METHODS - We compared the hemodynamic, renal, and endocrine effects of captopril alone (25 mg), captopril plus icatibant (100 microg per kilogram of body weight), the angiotensin II subtype 1-receptor antagonist losartan (75 mg), and placebo in 20 subjects with normal blood pressure and 7 subjects with hypertension. The subjects were studied while they were salt depleted (i.e., in balance on a diet in which they were allowed 10 mmol of sodium per day). The drugs were administered on four separate study days in a single-blind, randomized fashion.
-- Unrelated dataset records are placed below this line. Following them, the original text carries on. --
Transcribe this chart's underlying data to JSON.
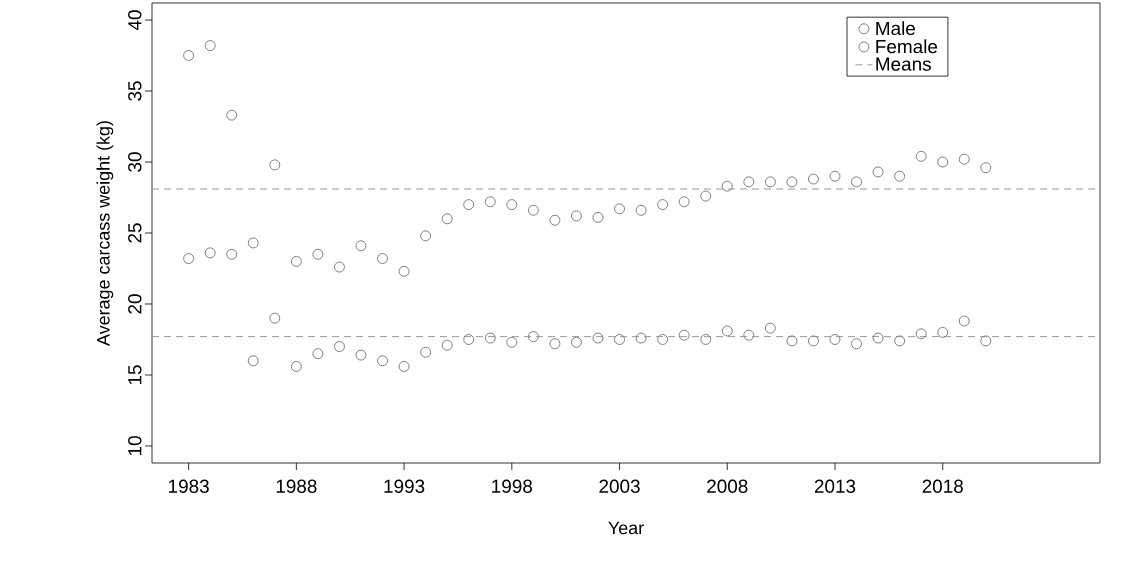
{
  "chart_data": {
    "type": "scatter",
    "xlabel": "Year",
    "ylabel": "Average carcass weight (kg)",
    "x": [
      1983,
      1984,
      1985,
      1986,
      1987,
      1988,
      1989,
      1990,
      1991,
      1992,
      1993,
      1994,
      1995,
      1996,
      1997,
      1998,
      1999,
      2000,
      2001,
      2002,
      2003,
      2004,
      2005,
      2006,
      2007,
      2008,
      2009,
      2010,
      2011,
      2012,
      2013,
      2014,
      2015,
      2016,
      2017,
      2018,
      2019,
      2020
    ],
    "series": [
      {
        "name": "Male",
        "color": "#7f7f7f",
        "marker": "circle",
        "values": [
          37.5,
          38.2,
          33.3,
          24.3,
          29.8,
          23.0,
          23.5,
          22.6,
          24.1,
          23.2,
          22.3,
          24.8,
          26.0,
          27.0,
          27.2,
          27.0,
          26.6,
          25.9,
          26.2,
          26.1,
          26.7,
          26.6,
          27.0,
          27.2,
          27.6,
          28.3,
          28.6,
          28.6,
          28.6,
          28.8,
          29.0,
          28.6,
          29.3,
          29.0,
          30.4,
          30.0,
          30.2,
          29.6
        ]
      },
      {
        "name": "Female",
        "color": "#7f7f7f",
        "marker": "circle",
        "values": [
          23.2,
          23.6,
          23.5,
          16.0,
          19.0,
          15.6,
          16.5,
          17.0,
          16.4,
          16.0,
          15.6,
          16.6,
          17.1,
          17.5,
          17.6,
          17.3,
          17.7,
          17.2,
          17.3,
          17.6,
          17.5,
          17.6,
          17.5,
          17.8,
          17.5,
          18.1,
          17.8,
          18.3,
          17.4,
          17.4,
          17.5,
          17.2,
          17.6,
          17.4,
          17.9,
          18.0,
          18.8,
          17.4
        ]
      }
    ],
    "ref_lines": [
      {
        "axis": "y",
        "value": 28.1,
        "label": "Means",
        "color": "#7f7f7f",
        "line_style": "dashed"
      },
      {
        "axis": "y",
        "value": 17.7,
        "color": "#7f7f7f",
        "line_style": "dashed"
      }
    ],
    "xlim": [
      1981.3,
      2025.3
    ],
    "ylim": [
      8.8,
      41.2
    ],
    "xticks": [
      1983,
      1988,
      1993,
      1998,
      2003,
      2008,
      2013,
      2018
    ],
    "yticks": [
      10,
      15,
      20,
      25,
      30,
      35,
      40
    ],
    "legend": "top right"
  }
}
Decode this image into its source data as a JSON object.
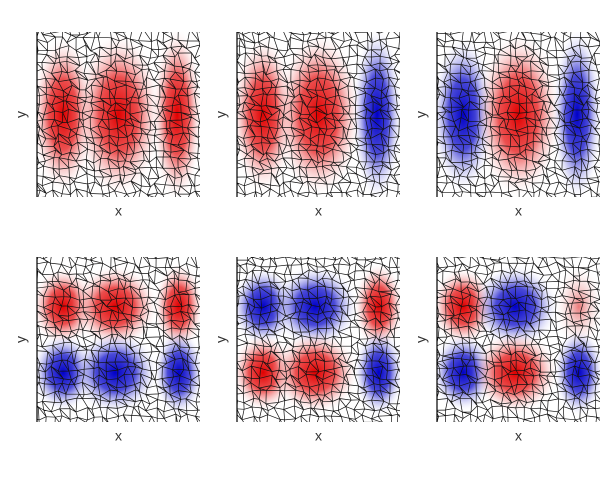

RESULTS - The coadministration of icatibant significantly attenuated the hypotensive effect of captopril (maximal decrease in mean arterial pressure for all subjects combined, 10.5+/-1.0 mm Hg, as compared with 14.0+/-1.0 mm Hg for captopril alone; P=0.001), in such a way that the decrease in blood pressure after the administration of captopril plus icatibant was similar to that after the administration of losartan (maximal decrease in mean arterial pressure, 11.0+/-1.7 mm Hg). Icatibant did not alter the renal hemodynamic response to captopril, but it significantly altered the change in plasma renin activity in response to ACE inhibition (-0.4+/-0.4 ng of angiotensin I per milliliter per hour, as compared with 2.0+/-0.7 ng per milliliter per hour for captopril alone; P=0.007). The magnitude of these effects was similar in both the normotensive and the hypertensive subjects, as well as in both the black subjects and the white subjects.
CONCLUSIONS - These data confirm that bradykinin contributes to the short-term effects of ACE inhibition on blood pressure in normotensive and hypertensive persons and suggest that bradykinin also contributes to the short-term effects of ACE inhibition on the renin-angiotensin system.